长城基金曲少杰:港股有色行情有望延续
Xin Lang Cai Jing·2026-01-08 06:32

Core Viewpoint - The Hong Kong stock market's non-ferrous metal sector is experiencing a collective rise, with expectations for this trend to continue due to a favorable global environment for the industry [1][4]. Short-term Analysis - The resource, electricity, and non-ferrous metal sectors are benefiting from supply shortages under the "anti-involution" logic, as indicated by recent government documents highlighting the impact of "involution" on profit margins and sustainable development [1][4]. - The government has proposed three measures: 1. Establishing production capacity ceilings for major metals like copper, lead, and zinc to control new capacity [1][4]. 2. Merging and restructuring strategic metals to enhance industry concentration and control over the supply chain [1][4]. 3. Encouraging companies to shift towards personalized, high-value-added products while maintaining competition in deep processing industries [1][4]. Mid-term Outlook - Factors such as the Federal Reserve's interest rate cut plans, market supply-demand imbalances, and advancements in electricity infrastructure are expected to positively influence the industry [1][4]. Long-term Perspective - The development of artificial intelligence (AI) relies heavily on computing power, with major countries like the U.S. and China increasing investments in computing centers.

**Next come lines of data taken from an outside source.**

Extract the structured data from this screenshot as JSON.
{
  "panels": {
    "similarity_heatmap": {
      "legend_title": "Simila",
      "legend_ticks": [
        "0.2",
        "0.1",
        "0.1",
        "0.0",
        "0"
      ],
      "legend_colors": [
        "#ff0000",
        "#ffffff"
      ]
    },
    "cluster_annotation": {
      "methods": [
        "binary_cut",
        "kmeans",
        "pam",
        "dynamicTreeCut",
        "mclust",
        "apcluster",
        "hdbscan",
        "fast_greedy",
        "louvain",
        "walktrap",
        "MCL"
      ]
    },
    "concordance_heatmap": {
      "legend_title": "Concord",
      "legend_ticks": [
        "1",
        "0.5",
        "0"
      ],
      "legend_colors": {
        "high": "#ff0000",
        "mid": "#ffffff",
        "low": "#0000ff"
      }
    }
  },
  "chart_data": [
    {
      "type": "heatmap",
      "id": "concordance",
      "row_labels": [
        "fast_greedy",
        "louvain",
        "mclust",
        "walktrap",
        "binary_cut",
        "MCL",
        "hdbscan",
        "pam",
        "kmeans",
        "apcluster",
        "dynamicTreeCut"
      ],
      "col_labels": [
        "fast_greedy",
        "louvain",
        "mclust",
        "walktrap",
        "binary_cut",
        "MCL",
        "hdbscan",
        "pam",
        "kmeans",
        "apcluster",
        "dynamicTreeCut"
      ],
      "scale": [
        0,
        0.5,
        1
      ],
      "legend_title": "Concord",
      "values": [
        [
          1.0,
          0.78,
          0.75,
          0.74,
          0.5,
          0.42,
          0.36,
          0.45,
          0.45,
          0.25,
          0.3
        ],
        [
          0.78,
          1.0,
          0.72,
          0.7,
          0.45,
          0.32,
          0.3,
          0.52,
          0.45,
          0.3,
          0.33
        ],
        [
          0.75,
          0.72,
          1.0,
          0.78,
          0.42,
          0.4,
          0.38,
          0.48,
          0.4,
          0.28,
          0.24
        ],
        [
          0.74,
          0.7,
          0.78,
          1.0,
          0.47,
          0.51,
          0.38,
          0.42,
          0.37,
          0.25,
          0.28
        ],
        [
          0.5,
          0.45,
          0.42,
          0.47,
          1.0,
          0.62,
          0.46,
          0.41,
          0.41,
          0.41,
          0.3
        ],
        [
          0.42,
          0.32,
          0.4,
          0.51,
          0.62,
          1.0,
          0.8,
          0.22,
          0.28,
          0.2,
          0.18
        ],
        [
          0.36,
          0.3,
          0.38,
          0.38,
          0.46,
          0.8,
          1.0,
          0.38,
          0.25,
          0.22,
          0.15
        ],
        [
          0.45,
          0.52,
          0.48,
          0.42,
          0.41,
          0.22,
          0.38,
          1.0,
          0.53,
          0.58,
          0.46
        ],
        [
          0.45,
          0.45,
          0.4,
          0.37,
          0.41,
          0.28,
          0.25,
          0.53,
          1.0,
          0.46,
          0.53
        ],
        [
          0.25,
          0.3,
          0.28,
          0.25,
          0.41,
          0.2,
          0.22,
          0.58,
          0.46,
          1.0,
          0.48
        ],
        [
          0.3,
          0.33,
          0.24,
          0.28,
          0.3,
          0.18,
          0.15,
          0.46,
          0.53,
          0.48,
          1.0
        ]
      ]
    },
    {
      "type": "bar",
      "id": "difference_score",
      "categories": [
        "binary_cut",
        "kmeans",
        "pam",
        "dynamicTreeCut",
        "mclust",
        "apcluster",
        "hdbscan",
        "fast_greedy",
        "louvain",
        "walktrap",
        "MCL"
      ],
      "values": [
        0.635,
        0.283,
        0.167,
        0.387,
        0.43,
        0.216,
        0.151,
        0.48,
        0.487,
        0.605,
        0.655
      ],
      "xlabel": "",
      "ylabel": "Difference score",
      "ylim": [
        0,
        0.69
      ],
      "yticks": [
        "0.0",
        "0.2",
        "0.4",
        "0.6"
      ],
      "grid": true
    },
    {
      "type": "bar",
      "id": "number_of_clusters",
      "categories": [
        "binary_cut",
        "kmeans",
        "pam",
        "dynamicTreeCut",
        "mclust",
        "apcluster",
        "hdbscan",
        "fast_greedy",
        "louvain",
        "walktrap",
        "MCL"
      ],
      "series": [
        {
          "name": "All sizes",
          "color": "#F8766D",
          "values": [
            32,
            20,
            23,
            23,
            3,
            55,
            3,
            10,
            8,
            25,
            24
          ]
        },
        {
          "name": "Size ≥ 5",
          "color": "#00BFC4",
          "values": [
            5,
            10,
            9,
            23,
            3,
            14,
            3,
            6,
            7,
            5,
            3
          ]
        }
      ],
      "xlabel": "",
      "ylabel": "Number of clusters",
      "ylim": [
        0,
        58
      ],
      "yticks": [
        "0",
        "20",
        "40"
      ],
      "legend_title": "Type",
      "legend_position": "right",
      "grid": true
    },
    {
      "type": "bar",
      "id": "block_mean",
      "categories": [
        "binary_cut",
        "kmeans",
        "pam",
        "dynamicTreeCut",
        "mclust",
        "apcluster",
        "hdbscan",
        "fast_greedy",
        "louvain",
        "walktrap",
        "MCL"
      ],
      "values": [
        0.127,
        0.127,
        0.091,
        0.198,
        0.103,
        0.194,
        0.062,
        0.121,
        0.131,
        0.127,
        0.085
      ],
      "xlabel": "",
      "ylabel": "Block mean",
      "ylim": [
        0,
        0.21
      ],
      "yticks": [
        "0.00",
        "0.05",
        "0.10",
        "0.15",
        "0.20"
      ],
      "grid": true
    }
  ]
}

However, electricity shortages are limiting the growth of the AI industry [1][4]. - The demand for energy, electricity, and metals driven by AI computing centers has surpassed traditional supply-demand logic, intensifying electricity supply constraints and significantly increasing market demand for oil, gas, copper, and aluminum [1][4]. Future Trends - By 2026, the resource and non-ferrous metal sectors are expected to continue experiencing supply shortages, rising demand, stable prices, and profits concentrating upstream [2][5].